Le mur électrique et la carte française

Dans la section qui justifie l’urgence de sa mission, SpaceX expose la contrainte énergétique. 

La production d’électricité aux États-Unis est restée pratiquement stable pendant une quinzaine d’années, avec une croissance annuelle de 0,1 % entre 2008 et 2023, puis inférieure à 3 % entre 2023 et 2025, tandis que la Chine progressait à un rythme environ deux fois supérieur. Cette fuite vers l’orbite s’expliquerait donc par le fait que le Soleil contient environ 99,8 % de l’énergie du système solaire, et que des panneaux solaires placés dans l’espace produiraient plus de cinq fois l’énergie par unité de surface que leurs équivalents terrestres.

En proposant d’aller chercher dans l’espace une énergie présentée comme illimitée pour alimenter le calcul, SpaceX reconnaît donc que les États-Unis sont face à un mur électrique terrestre. Le prospectus concède d’ailleurs, parmi ses facteurs de risque, que des progrès terrestres réduisant le coût de l’énergie diminueraient l’intérêt du calcul orbital.

Ce mur est la seule carte décisive que la France et l’Europe détiennent à ce jour.

Le 12 mai 2026, devant la commission d’enquête de l’Assemblée nationale consacrée aux dépendances numériques, Arthur Mensch définit l’IA comme une industrie de transformation énergétique qui transforme les électrons en tokens. Chez Mistral même, la consommation interne d’intelligence artificielle, c’est-à-dire le calcul mobilisé pour faire tourner les modèles au service de ses propres salariés, atteint déjà environ 10 % de la masse salariale.

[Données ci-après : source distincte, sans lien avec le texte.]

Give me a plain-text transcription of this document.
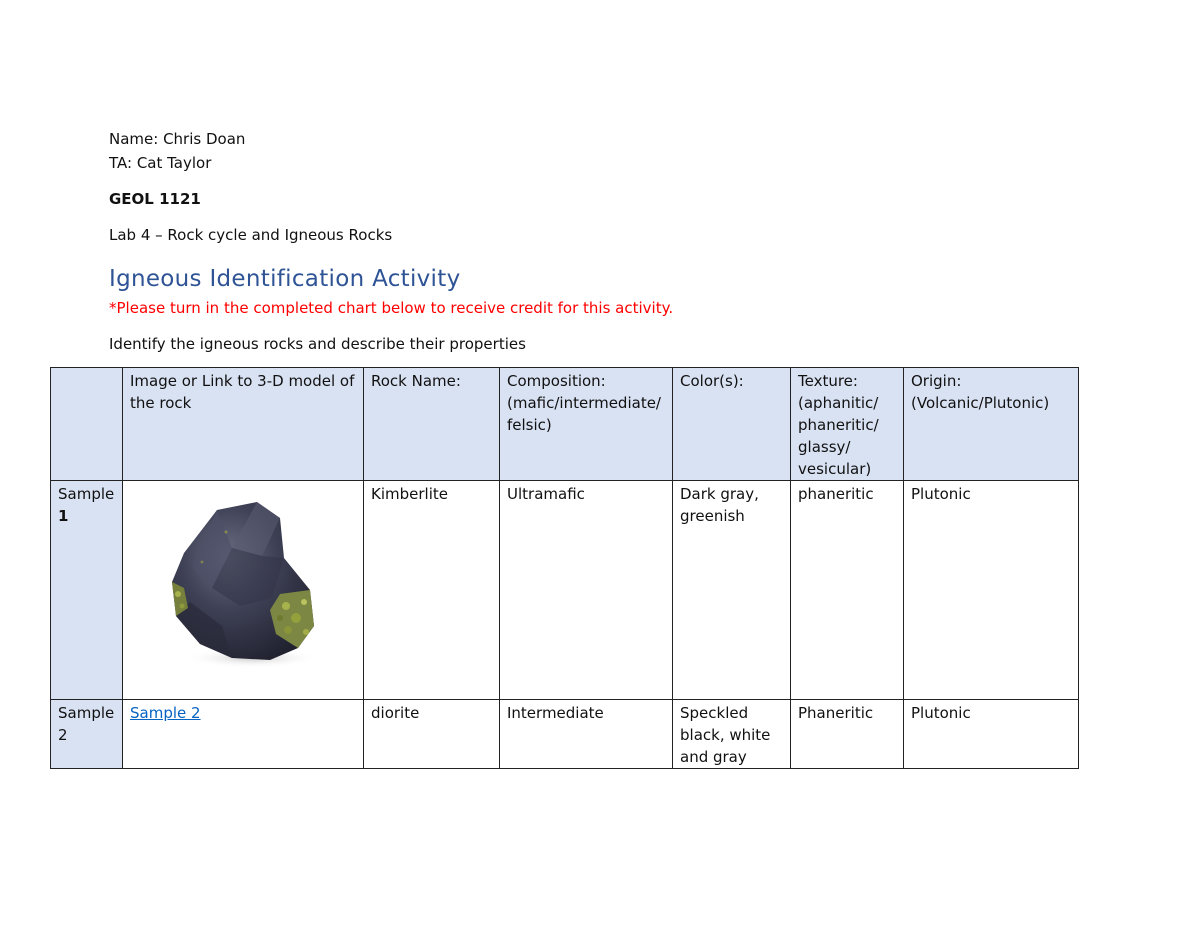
Name: Chris Doan
TA: Cat Taylor
GEOL 1121
Lab 4 – Rock cycle and Igneous Rocks
Igneous Identification Activity
*Please turn in the completed chart below to receive credit for this activity.
Identify the igneous rocks and describe their properties
	Image or Link to 3-D model of the rock	Rock Name:	Composition: (mafic/intermediate/ felsic)	Color(s):	Texture: (aphanitic/ phaneritic/ glassy/ vesicular)	Origin: (Volcanic/Plutonic)
Sample
1		Kimberlite	Ultramafic	Dark gray, greenish	phaneritic	Plutonic
Sample
2	Sample 2	diorite	Intermediate	Speckled black, white and gray	Phaneritic	Plutonic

Extrapolée à l’échelle du continent sur trois à quatre ans, cette dépendance représenterait un déficit de l’ordre de mille milliards d’euros par an, réinvesti dans la recherche et le développement non européens 22. Mensch alerte également sur le risque de captation du surplus électrique français par les acteurs américains, soit environ 9 GW, ou 90 TWh par an 23

En effet, alors que la production américaine plafonne, la France dispose du goulet d’étranglement ultime de l’IA. Si nous conservons nos propres électrons au lieu de les voir captés par les États-Unis, nos centres de données terrestres seront plus compétitifs que des centres orbitaux dont la technologie n’existe pas encore.

Le problème du calcul orbital ne concerne pas sa physique, qui est gérable sous les ceintures de Van Allen, SpaceX ayant d’ailleurs acquis un cyclotron pour durcir ses puces contre les radiations. La difficulté décisive est économique, et elle commence par la chaleur. 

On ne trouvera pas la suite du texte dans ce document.